Being able to scale up conservation efforts got a little bit easier a few years ago with the result of legislation that allowed for the long term, dedicated funding for water quality.

“Even though we have been growing funding year over year, that was only done yearly on an appropriation basis,” he said. “When you have 11 years worth of funding that is laid out, then you can start to plan for those out years. It has taken us 15 years to build 90 nitrate reducing, constructed wetlands in the state. Because of the certainty of knowing that funding is coming, we have changed the trajectory of that. We now have 30 under development that will come in the next couple of years. It just shows when you have that certainty you can start to build that out.”

In addition to the hire of several project coordinators, Naig said they have added even more boots on the ground hiring those within the private sector.

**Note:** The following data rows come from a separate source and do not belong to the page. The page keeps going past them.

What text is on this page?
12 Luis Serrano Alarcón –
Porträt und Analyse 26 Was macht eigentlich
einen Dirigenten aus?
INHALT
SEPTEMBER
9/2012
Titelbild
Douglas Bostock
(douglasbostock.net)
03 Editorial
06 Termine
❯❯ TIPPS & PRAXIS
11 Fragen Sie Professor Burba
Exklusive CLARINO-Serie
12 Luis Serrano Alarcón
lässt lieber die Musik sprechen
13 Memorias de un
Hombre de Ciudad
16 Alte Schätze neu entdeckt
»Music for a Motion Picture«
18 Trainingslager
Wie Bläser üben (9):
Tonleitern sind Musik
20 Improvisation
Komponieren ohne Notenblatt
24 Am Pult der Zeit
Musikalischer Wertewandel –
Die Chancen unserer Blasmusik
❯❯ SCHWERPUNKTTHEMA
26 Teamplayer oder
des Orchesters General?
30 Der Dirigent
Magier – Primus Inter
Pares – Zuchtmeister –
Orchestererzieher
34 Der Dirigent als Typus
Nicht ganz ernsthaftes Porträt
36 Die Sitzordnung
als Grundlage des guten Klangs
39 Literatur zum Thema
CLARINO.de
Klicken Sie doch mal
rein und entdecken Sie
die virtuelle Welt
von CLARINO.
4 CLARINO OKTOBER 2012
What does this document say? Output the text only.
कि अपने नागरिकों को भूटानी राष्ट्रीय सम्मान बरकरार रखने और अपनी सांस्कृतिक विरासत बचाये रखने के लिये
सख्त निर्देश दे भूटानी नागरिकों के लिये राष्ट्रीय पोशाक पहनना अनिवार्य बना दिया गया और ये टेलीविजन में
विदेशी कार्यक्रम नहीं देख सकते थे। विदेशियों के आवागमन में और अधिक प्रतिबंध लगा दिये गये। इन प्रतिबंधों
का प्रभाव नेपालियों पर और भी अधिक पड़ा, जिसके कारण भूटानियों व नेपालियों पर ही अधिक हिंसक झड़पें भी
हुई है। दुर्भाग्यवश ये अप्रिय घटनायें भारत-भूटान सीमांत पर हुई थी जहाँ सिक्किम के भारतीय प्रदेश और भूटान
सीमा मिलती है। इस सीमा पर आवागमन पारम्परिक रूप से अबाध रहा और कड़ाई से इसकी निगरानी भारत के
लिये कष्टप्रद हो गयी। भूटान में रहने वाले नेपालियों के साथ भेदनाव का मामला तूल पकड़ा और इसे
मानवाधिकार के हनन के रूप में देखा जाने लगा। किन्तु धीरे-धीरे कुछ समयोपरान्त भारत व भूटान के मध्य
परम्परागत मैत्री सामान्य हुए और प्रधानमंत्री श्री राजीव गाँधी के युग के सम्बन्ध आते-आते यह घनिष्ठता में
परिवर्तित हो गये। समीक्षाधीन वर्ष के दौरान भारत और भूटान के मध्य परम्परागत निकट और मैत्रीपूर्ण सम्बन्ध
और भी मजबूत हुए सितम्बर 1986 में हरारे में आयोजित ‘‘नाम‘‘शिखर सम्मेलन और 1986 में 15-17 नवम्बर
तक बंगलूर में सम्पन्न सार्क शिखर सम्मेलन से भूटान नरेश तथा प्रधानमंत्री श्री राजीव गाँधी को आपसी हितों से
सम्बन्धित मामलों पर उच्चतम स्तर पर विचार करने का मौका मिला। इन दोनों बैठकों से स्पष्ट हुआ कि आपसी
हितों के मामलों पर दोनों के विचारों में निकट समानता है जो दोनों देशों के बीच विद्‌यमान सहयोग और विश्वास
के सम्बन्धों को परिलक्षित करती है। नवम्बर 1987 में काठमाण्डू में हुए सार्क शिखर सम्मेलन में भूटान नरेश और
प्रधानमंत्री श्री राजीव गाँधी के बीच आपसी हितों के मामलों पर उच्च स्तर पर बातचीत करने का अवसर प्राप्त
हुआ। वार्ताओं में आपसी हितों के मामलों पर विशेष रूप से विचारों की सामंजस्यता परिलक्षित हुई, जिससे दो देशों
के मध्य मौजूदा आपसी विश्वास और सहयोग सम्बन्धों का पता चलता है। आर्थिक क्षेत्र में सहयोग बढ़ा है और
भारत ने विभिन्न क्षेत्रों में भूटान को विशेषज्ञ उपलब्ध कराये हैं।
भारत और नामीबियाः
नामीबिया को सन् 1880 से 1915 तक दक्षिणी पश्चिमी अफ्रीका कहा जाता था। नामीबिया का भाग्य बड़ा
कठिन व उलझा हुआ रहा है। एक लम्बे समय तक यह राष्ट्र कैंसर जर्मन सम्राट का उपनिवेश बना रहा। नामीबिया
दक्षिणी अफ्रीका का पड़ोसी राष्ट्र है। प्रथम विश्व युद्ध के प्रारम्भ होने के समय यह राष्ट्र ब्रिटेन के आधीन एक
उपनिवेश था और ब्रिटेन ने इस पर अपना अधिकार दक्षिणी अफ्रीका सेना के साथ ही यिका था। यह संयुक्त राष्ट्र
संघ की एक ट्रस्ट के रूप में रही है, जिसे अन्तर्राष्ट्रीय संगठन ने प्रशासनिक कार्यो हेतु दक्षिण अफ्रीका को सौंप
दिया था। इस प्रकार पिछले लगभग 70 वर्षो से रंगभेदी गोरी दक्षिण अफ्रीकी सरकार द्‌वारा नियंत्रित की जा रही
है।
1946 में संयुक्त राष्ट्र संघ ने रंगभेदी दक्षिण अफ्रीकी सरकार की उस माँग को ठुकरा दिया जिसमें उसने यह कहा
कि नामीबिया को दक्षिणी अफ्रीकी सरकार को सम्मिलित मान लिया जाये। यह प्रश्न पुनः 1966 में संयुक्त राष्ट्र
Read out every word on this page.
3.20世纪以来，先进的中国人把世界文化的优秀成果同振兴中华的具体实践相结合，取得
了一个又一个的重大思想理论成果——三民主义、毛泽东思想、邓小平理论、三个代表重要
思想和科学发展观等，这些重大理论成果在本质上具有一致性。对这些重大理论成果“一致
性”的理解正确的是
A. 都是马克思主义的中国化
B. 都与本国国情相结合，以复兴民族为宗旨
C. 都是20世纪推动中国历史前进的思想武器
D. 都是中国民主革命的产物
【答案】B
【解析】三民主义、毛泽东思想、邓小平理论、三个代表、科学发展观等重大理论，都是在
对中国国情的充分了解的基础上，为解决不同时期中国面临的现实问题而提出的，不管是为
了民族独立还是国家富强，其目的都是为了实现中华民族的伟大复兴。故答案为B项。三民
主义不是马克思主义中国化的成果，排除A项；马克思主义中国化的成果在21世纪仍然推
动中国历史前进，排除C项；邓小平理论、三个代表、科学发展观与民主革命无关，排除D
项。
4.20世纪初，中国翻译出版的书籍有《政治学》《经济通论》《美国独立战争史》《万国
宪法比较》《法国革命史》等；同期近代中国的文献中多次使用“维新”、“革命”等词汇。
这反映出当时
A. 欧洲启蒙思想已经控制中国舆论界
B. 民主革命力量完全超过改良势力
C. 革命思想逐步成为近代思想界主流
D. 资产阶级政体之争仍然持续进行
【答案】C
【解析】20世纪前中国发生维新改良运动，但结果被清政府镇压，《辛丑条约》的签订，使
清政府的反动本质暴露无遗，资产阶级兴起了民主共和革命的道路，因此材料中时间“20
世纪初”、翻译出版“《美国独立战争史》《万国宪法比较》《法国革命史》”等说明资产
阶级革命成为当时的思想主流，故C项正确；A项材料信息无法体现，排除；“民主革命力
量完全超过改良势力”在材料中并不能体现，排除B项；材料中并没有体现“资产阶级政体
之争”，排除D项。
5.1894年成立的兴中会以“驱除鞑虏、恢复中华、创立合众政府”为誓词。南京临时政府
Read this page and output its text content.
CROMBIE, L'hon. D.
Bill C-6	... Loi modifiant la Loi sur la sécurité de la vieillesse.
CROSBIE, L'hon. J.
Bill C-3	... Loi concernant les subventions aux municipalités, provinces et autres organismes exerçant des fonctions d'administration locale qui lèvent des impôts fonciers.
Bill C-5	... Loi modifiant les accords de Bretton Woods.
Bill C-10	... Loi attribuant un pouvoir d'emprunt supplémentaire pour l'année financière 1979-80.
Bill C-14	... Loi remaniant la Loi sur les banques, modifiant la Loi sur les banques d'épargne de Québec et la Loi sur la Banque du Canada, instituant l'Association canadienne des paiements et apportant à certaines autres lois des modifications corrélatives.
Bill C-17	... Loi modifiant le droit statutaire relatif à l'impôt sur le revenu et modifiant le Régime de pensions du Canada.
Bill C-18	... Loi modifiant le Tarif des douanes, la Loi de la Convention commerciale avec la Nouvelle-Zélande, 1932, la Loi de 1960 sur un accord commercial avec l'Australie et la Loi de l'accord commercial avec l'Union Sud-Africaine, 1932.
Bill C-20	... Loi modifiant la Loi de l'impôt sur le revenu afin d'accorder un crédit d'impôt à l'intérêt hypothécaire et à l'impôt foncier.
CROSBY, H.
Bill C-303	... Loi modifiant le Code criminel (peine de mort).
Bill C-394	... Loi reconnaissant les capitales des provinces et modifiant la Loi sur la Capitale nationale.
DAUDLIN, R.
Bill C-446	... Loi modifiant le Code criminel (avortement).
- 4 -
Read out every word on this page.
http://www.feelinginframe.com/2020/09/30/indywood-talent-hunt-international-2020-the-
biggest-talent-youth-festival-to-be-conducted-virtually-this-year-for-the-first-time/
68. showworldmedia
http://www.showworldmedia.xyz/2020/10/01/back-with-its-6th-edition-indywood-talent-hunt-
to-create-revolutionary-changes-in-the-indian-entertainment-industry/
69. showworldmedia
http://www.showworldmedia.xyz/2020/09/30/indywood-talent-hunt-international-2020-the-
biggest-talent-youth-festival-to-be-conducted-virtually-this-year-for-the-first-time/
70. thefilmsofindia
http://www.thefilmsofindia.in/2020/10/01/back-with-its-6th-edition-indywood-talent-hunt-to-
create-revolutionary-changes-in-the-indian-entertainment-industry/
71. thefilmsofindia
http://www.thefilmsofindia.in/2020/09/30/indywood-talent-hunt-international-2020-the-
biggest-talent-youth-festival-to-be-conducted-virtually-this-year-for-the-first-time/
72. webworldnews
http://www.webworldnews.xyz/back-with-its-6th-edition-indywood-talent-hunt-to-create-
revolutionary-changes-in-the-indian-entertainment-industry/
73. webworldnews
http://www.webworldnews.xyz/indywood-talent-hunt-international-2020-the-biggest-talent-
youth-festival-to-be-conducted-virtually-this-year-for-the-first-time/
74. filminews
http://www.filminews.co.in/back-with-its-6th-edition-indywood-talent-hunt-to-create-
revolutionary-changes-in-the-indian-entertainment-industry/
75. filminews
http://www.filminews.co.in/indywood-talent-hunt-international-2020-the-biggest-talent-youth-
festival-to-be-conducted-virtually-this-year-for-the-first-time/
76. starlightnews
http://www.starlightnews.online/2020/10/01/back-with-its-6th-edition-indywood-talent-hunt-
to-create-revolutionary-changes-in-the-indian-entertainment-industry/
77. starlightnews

“We know we can’t do everything,” he said. “We have engineers on staff, but we don’t have enough engineers on staff to design all of the practices we need, so we need to outsource some of those things. Not every person that intersects with a landowner, or someone interested in conservation is going to be a state employee. We also have to work with our federal partners. We are going to have to work with the private sector as well and we need to figure out how we can talk to more landowners and how we can just get more folks fed into the system to get practices on the ground.”

Comito said in order to encourage landowners and producers to adopt more conservation practices, it is going to have to be made profitable. And Naig agreed, adding that organizations need to learn how to make conservation appealing.

“When you think about going to market or selling conservation to folks, it’s like anything we are in the market for,” he said. “For some, it could be show me the dollars. Other people are going to do it because they believe in soil health and they know it’s the right thing to do in the long run. There are a lot of different ways to connect with folks on this. We can’t be painting with too broad of a brush, so we need to work on a lot of different benefits, messages, return on investment messages for folks so we can get to as many places as we can.”

To help figure out just how to appeal to landowners and boost their interest in conservation, Comito suggested a different type of research.

“Perhaps what we really need right now is more, really good, social science research to tell us what we are some of those ways to motivate them? Cover crops are kind of plateauing a bit and we have to figure out how to get to the next group,” she said.